The middle view does not detract from the infinite
seriousness of missionary work, as the liberal view does. For if we do
not know how many children will fall through a hole in the ice and
drown, we feel just as much urgency in shouting warnings (and in
putting our words into action) as we would if we knew exactly who would
die and who would not.
35. How do you think all these questions and answers will look to you in Heaven?

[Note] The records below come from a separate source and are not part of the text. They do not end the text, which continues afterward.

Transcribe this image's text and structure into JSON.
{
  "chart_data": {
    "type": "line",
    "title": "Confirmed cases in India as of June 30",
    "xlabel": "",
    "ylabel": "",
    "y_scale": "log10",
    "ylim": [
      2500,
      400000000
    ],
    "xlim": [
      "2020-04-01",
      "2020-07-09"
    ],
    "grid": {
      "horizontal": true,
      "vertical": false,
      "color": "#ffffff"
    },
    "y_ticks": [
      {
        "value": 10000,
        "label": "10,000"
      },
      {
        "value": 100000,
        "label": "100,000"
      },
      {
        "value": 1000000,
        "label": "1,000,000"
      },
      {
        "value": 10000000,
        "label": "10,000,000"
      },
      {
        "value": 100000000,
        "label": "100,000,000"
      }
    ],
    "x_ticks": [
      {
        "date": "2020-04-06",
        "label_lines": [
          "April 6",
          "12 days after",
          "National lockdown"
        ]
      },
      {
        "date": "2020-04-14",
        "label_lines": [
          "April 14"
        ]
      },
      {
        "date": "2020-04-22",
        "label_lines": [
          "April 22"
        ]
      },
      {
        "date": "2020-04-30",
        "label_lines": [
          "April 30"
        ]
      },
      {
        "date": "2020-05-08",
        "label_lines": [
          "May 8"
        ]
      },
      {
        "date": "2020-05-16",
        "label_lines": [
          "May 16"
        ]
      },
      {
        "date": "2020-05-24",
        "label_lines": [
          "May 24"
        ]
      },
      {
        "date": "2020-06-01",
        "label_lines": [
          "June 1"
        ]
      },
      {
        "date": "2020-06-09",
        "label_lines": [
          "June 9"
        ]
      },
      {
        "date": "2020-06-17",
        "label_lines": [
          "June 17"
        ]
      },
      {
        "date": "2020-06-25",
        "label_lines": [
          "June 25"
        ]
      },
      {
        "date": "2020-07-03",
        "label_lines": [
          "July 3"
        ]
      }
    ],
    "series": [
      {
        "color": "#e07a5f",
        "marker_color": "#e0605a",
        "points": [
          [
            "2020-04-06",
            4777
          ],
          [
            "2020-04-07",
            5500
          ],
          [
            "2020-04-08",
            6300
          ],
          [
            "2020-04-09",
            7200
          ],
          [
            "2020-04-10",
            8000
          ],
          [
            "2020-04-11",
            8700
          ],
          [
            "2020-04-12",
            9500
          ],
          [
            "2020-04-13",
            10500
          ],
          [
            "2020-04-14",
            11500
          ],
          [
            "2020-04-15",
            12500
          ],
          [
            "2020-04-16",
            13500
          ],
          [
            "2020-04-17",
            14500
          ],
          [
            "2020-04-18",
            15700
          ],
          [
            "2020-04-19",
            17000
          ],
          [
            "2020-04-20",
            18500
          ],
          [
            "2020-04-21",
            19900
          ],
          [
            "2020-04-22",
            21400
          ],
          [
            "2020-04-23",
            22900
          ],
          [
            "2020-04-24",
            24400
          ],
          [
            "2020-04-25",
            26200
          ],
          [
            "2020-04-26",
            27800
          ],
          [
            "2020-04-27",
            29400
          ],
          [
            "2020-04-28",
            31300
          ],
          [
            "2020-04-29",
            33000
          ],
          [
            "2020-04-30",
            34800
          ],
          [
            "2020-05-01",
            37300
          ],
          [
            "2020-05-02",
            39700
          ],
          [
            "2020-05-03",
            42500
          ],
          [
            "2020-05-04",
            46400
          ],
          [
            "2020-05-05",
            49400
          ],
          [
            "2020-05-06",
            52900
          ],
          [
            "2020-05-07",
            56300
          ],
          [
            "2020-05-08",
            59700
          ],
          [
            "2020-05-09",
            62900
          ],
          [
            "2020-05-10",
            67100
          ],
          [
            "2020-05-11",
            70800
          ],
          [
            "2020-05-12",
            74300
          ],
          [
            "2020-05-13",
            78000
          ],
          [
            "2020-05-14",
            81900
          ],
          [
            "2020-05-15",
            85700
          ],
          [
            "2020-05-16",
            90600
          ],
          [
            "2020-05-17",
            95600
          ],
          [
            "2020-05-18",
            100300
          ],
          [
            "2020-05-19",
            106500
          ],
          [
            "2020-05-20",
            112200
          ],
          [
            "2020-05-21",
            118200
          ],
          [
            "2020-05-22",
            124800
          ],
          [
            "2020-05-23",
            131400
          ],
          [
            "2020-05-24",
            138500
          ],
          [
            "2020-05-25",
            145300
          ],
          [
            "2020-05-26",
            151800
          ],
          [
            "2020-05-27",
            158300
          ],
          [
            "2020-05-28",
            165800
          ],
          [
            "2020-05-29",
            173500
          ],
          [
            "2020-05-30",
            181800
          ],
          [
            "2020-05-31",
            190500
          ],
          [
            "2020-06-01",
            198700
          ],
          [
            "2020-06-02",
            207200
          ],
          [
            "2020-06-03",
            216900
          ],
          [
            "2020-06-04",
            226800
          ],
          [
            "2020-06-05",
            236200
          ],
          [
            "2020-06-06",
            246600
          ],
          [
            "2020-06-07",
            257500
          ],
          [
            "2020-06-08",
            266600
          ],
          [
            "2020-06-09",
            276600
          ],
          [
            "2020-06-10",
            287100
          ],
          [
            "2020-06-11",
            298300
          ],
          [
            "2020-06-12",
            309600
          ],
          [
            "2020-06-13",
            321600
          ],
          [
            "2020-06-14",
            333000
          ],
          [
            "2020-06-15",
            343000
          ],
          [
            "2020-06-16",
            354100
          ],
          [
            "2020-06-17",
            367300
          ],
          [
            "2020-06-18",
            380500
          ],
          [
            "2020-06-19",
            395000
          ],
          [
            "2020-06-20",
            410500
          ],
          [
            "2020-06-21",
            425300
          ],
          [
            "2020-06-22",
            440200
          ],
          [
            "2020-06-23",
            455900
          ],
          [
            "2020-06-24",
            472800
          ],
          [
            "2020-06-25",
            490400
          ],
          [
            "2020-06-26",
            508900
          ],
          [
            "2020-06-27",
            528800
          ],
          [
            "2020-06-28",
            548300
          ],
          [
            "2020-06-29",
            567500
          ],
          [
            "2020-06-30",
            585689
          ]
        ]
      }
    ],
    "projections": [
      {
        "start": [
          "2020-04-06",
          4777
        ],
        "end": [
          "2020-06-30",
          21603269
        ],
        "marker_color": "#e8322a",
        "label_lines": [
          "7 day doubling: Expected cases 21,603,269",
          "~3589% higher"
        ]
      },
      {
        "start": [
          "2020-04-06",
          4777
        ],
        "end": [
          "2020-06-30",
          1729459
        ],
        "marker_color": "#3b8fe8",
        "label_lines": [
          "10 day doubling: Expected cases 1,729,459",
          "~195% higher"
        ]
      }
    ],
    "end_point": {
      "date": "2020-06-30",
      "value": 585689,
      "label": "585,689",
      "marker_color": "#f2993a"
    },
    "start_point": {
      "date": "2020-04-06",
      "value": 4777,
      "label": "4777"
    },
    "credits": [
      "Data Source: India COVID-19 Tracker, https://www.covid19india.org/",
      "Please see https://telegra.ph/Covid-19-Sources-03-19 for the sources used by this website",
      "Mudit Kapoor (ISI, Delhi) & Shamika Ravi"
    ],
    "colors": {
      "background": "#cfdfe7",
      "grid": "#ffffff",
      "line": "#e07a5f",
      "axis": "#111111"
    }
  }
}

I think they will look very much like
Michelangelo's first lump of clay-worked on at the age of two-looked to
him after he had sculpted the Pietd. I think we will see these
childish babblings about "what no eye has seen, nor ear heard, nor the
heart of man conceived" (1 Cor.1:9) as we will see everything else in
our present lives: suffused with the light and love of God. And so we
will cherish these childish toys, even as we laugh at them. Seeing and
loving God in all good things, including our own, is what we were made
for, and what we will be doing forever without boredom. We had better
get some practice now.
In the light of Heaven, everything we do and
everything we experience takes on two new meanings. On the one hand,
everything becomes infinitely more important, more serious, more
weighted with glory than before. If we are practicing only for a casual
pastime, our practice is not terribly important, but if we are
practicing for the world championship, it is.
On the other hand, Heaven makes everything earthly
seem light and trivial by comparison. Saint Theresa says that the most
horrible, suffering-filled life on Earth, looked at from Heaven, will
seem no more than a night in an inconvenient hotel. Saints and martyrs
know the value of this life and this world; they love it because God
loves it. But they lightly give it all up for Heaven. Heavenly light
gives us not only "an eternal weight of glory," but at the same time a lightsome spirit, as in the Cavalier poet:
Man, please Thy maker and be merry,
And for this world give not a cherry.